Clock generators are provided in individual components of digital communications networks such as, for example, switching and transmission equipment for the time-related switching and transmission of the digital information. The clock signals required for the time-related control of the respective equipment are generated in these clock generators.
For plesiochronic operation of the communications network, clock signals that are extremely accurate in bit rate and that are stable over a long term must be formed in the individual clock generators. Although this operating mode requires an extremely high outlay per clock generator, it permits extremely flexible and wide-ranging network formatting.
A highly accurate, outage-protected clock generator is centrally installed in synchronously operated communications networks. The clock signals generated in this clock generator are communicated to all components of the communications network via transmission-oriented equipment together with digital information, for example, voice information. Respective clock signals whose phases coincide with the phases of incoming, highly accurate clock signals are generated in the components using clock generator equipment equipped with phase-locked loops. Such a clock generator having a phase-locked loop is known from the periodical "Proceedings of 1979 ISCAS", Pages 804, 805 "A Microprocessor-Controlled Phase-Locked Loop For Network Synchronization". A time-related handling of the digital information is guaranteed in the individual network components by these clock generators.
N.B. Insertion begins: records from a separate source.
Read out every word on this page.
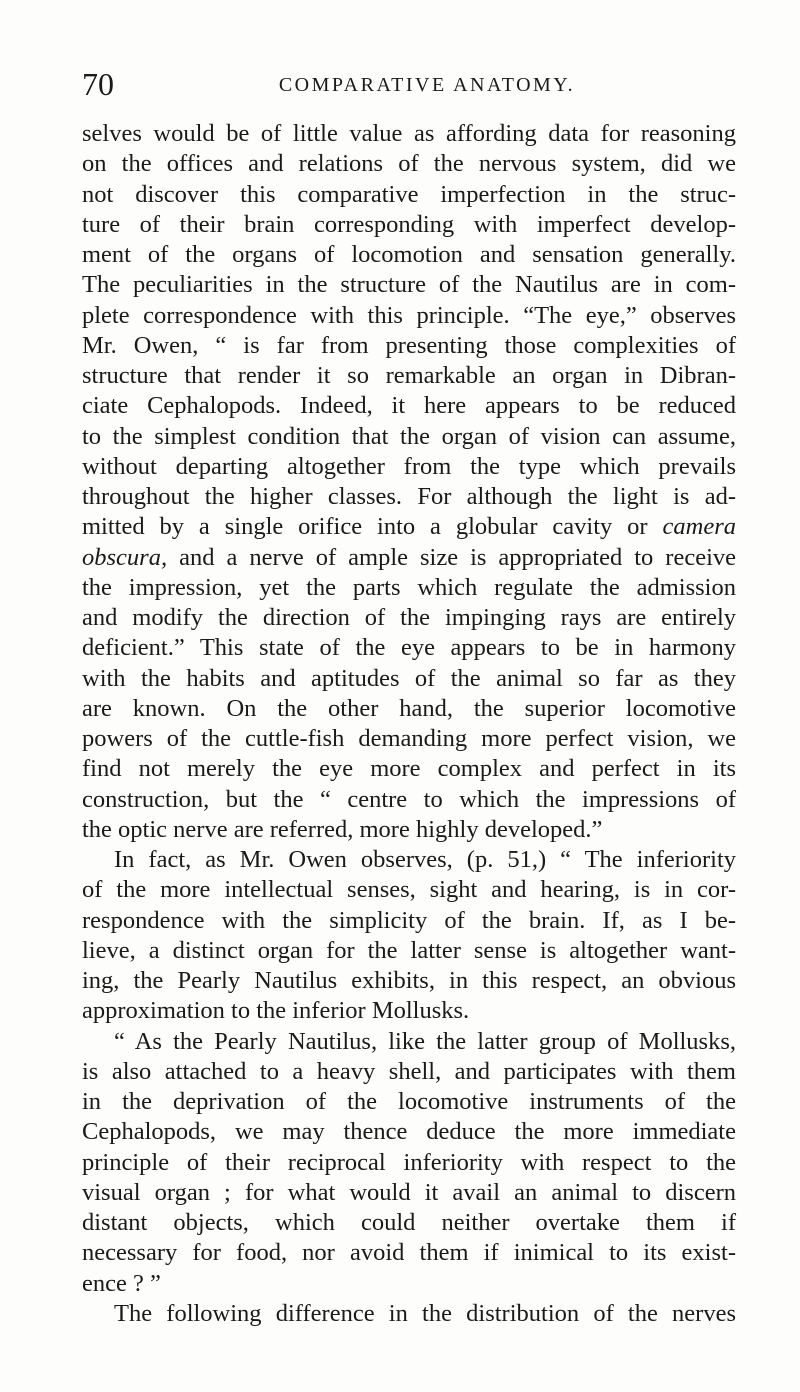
70	COMPARATIVE ANATOMY.
selves would be of little value as affording data for reasoning
on the offices and relations of the nervous system, did we
not discover this comparative imperfection in the struc-
ture of their brain corresponding with imperfect develop-
ment of the organs of locomotion and sensation generally.
The peculiarities in the structure of the Nautilus are in com-
plete correspondence with this principle. “The eye,” observes
Mr. Owen, “ is far from presenting those complexities of
structure that render it so remarkable an organ in Dibran-
ciate Cephalopods. Indeed, it here appears to be reduced
to the simplest condition that the organ of vision can assume,
without departing altogether from the type which prevails
throughout the higher classes. For although the light is ad-
mitted by a single orifice into a globular cavity or camera
obscura, and a nerve of ample size is appropriated to receive
the impression, yet the parts which regulate the admission
and modify the direction of the impinging rays are entirely
deficient.” This state of the eye appears to be in harmony
with the habits and aptitudes of the animal so far as they
are known. On the other hand, the superior locomotive
powers of the cuttle-fish demanding more perfect vision, we
find not merely the eye more complex and perfect in its
construction, but the “ centre to which the impressions of
the optic nerve are referred, more highly developed.”
In fact, as Mr. Owen observes, (p. 51,) “ The inferiority
of the more intellectual senses, sight and hearing, is in cor-
respondence with the simplicity of the brain. If, as I be-
lieve, a distinct organ for the latter sense is altogether want-
ing, the Pearly Nautilus exhibits, in this respect, an obvious
approximation to the inferior Mollusks.
“ As the Pearly Nautilus, like the latter group of Mollusks,
is also attached to a heavy shell, and participates with them
in the deprivation of the locomotive instruments of the
Cephalopods, we may thence deduce the more immediate
principle of their reciprocal inferiority with respect to the
visual organ ; for what would it avail an animal to discern
distant objects, which could neither overtake them if
necessary for food, nor avoid them if inimical to its exist-
ence ? ”
The following difference in the distribution of the nerves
Compared to plesiochronic operation of a communications network, the outlay per clock generator in view of clock precision and, in particular, long-term stability is lower for synchronous operation; however, this involves a more complicated transmission technology and a spatially limited network structure.
Outage-protected clock generators are provided in network nodes, particularly digital switching equipment, for both plesiochronic operation and synchronous operation of a communications network. To this end, two identically structured clock generators, i.e. clock generators equipped with phase-locked loops, are provided, whereby the clock signals of one clock generator (also referred to hereinafter as a first reference clock generator which provides "first reference clock signals") are synchronized to the incoming, highly accurate clock signals and the clock signals of another clock generator (also referred to hereinafter as a second clock generator which provides "second clock signals") are synchronized to the reference clock signals formed by the reference clock generator. An automatic switch to the second clock generator is usually undertaken for outage of the first reference clock generator. Since both clock generators are located, for example, in switching equipment which is frequently spaced some distance from one another, for example, in different cabinet racks, the phase relations of the clock signals generated in the two clock generators deviate in communications networks having high processing speeds, that is, clock signals with high bit rates, due to signal running times via connections between the clock generators. Given an outage of the first reference clock generator, these phase deviations cause considerable disturbances after switching to the second clock generators, particularly for digital information switching and transmission. Particularly in digital data transmission, this can lead to transmission delays and, under certain conditions, to abnormal connection termination.